If you have a calendar table it's a simple join:
SELECT
product,
calendar_date - (day_of_week-1) AS week,
SUM(price/7) * COUNT(*)
FROM prices AS p
JOIN calendar AS c
ON c.calendar_date >= month
AND c.calendar_date < DATEADD(m,1,month)
GROUP BY product,
calendar_date - (day_of_week-1)
This could be further simplified to join only to mondays and then do some more date arithmetic in a CASE to get 7 or less days.
Edit:
Your last query returned jan 31st two times, you need to remove the =
from on n.n < ndm.nd
. And as you seem to work with ISO weeks you better change the DATEPART to avoid problems with different DATEFIRST settings.

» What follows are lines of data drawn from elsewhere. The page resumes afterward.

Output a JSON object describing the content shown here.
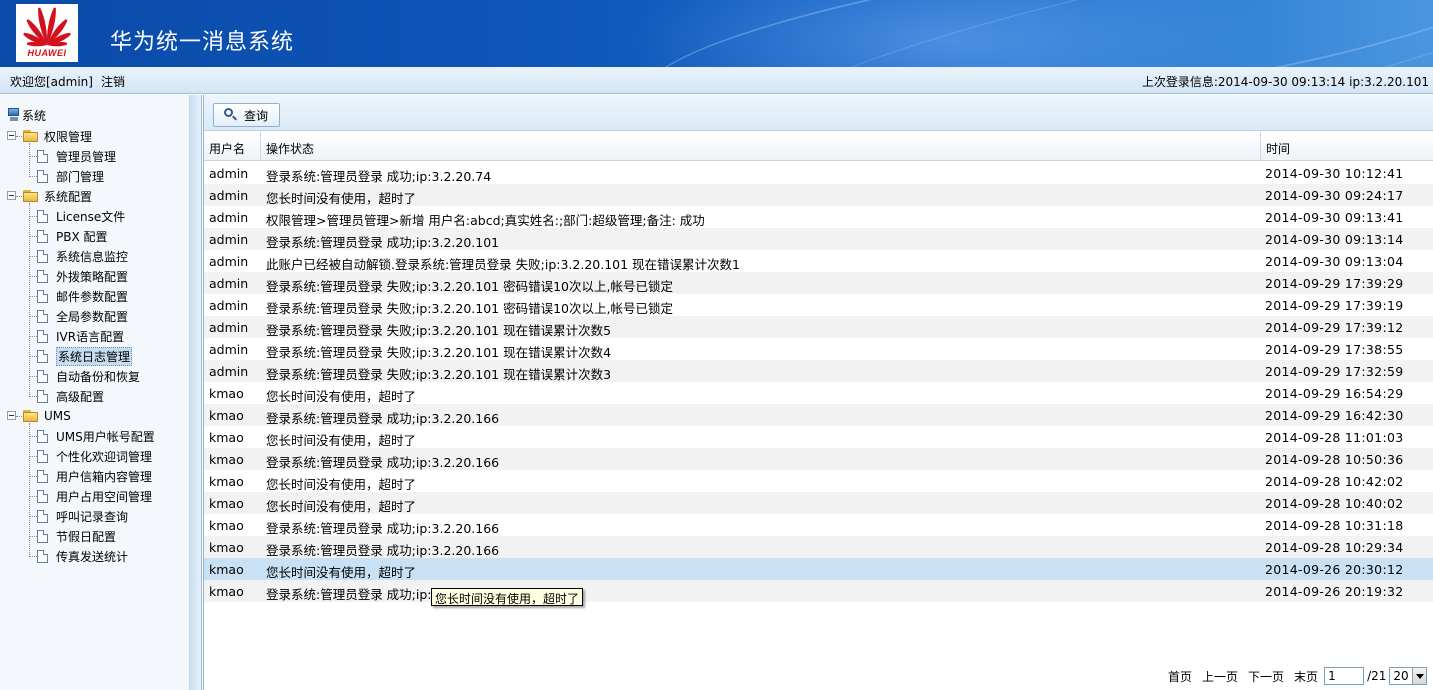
{
  "header": {
    "logo_text": "HUAWEI",
    "app_title": "华为统一消息系统"
  },
  "infobar": {
    "welcome": "欢迎您[admin]",
    "logout": "注销",
    "last_login": "上次登录信息:2014-09-30 09:13:14 ip:3.2.20.101"
  },
  "sidebar": {
    "root": "系统",
    "groups": [
      {
        "label": "权限管理",
        "items": [
          "管理员管理",
          "部门管理"
        ]
      },
      {
        "label": "系统配置",
        "items": [
          "License文件",
          " PBX 配置",
          "系统信息监控",
          "外拨策略配置",
          "邮件参数配置",
          "全局参数配置",
          "IVR语言配置",
          "系统日志管理",
          "自动备份和恢复",
          "高级配置"
        ]
      },
      {
        "label": "UMS",
        "items": [
          "UMS用户帐号配置",
          "个性化欢迎词管理",
          "用户信箱内容管理",
          "用户占用空间管理",
          "呼叫记录查询",
          "节假日配置",
          "传真发送统计"
        ]
      }
    ],
    "selected": "系统日志管理"
  },
  "toolbar": {
    "query_label": "查询"
  },
  "table": {
    "columns": [
      "用户名",
      "操作状态",
      "时间"
    ],
    "rows": [
      [
        "admin",
        "登录系统:管理员登录 成功;ip:3.2.20.74",
        "2014-09-30 10:12:41"
      ],
      [
        "admin",
        "您长时间没有使用，超时了",
        "2014-09-30 09:24:17"
      ],
      [
        "admin",
        "权限管理>管理员管理>新增 用户名:abcd;真实姓名:;部门:超级管理;备注: 成功",
        "2014-09-30 09:13:41"
      ],
      [
        "admin",
        "登录系统:管理员登录 成功;ip:3.2.20.101",
        "2014-09-30 09:13:14"
      ],
      [
        "admin",
        "此账户已经被自动解锁.登录系统:管理员登录 失败;ip:3.2.20.101 现在错误累计次数1",
        "2014-09-30 09:13:04"
      ],
      [
        "admin",
        "登录系统:管理员登录 失败;ip:3.2.20.101 密码错误10次以上,帐号已锁定",
        "2014-09-29 17:39:29"
      ],
      [
        "admin",
        "登录系统:管理员登录 失败;ip:3.2.20.101 密码错误10次以上,帐号已锁定",
        "2014-09-29 17:39:19"
      ],
      [
        "admin",
        "登录系统:管理员登录 失败;ip:3.2.20.101 现在错误累计次数5",
        "2014-09-29 17:39:12"
      ],
      [
        "admin",
        "登录系统:管理员登录 失败;ip:3.2.20.101 现在错误累计次数4",
        "2014-09-29 17:38:55"
      ],
      [
        "admin",
        "登录系统:管理员登录 失败;ip:3.2.20.101 现在错误累计次数3",
        "2014-09-29 17:32:59"
      ],
      [
        "kmao",
        "您长时间没有使用，超时了",
        "2014-09-29 16:54:29"
      ],
      [
        "kmao",
        "登录系统:管理员登录 成功;ip:3.2.20.166",
        "2014-09-29 16:42:30"
      ],
      [
        "kmao",
        "您长时间没有使用，超时了",
        "2014-09-28 11:01:03"
      ],
      [
        "kmao",
        "登录系统:管理员登录 成功;ip:3.2.20.166",
        "2014-09-28 10:50:36"
      ],
      [
        "kmao",
        "您长时间没有使用，超时了",
        "2014-09-28 10:42:02"
      ],
      [
        "kmao",
        "您长时间没有使用，超时了",
        "2014-09-28 10:40:02"
      ],
      [
        "kmao",
        "登录系统:管理员登录 成功;ip:3.2.20.166",
        "2014-09-28 10:31:18"
      ],
      [
        "kmao",
        "登录系统:管理员登录 成功;ip:3.2.20.166",
        "2014-09-28 10:29:34"
      ],
      [
        "kmao",
        "您长时间没有使用，超时了",
        "2014-09-26 20:30:12"
      ],
      [
        "kmao",
        "登录系统:管理员登录 成功;ip:3.2.20.166",
        "2014-09-26 20:19:32"
      ]
    ],
    "highlighted_row": 18
  },
  "tooltip": "您长时间没有使用，超时了",
  "pager": {
    "first": "首页",
    "prev": "上一页",
    "next": "下一页",
    "last": "末页",
    "current_page": "1",
    "total": "/21",
    "page_size": "20"
  },
  "colors": {
    "banner": "#0d55b8",
    "highlight_row": "#c9e1f5",
    "logo_red": "#d4101e"
  }
}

Based on your last query I created a fiddle.
;with x as (
select price,
datepart(isowk,dateadd(day, n.n, t1.month)) wk,
dateadd(day, n.n-1, t1.month) dt
from
(select '2014-1-1' as Month, 100.00 as PRICE
union
select '2014-2-1' as Month, 200.00 as PRICE) t1
cross apply (
select datediff(day, t.month, dateadd(month, 1, t.month)) nd
from
(select '2014-1-1' as Month, 100.00 as PRICE
union
select '2014-2-1' as Month, 200.00 as PRICE)
t
where t1.month = t.month) ndm
inner join
(SELECT (a.Number * 256) + b.Number AS N FROM
(SELECT number FROM master..spt_values WHERE type = 'P' AND number <= 255) a (Number),
(SELECT number FROM master..spt_values WHERE type = 'P' AND number <= 255) b (Number)) n --numbers
on n.n < ndm.nd
) select min(dt) as week, cast(sum(price)/count(*) as decimal(9,2)) as price
from x
group by wk
having count(*) = 7
order by wk
Of course the dates might be from multiple years, so you need to GROUP BY by the year, too.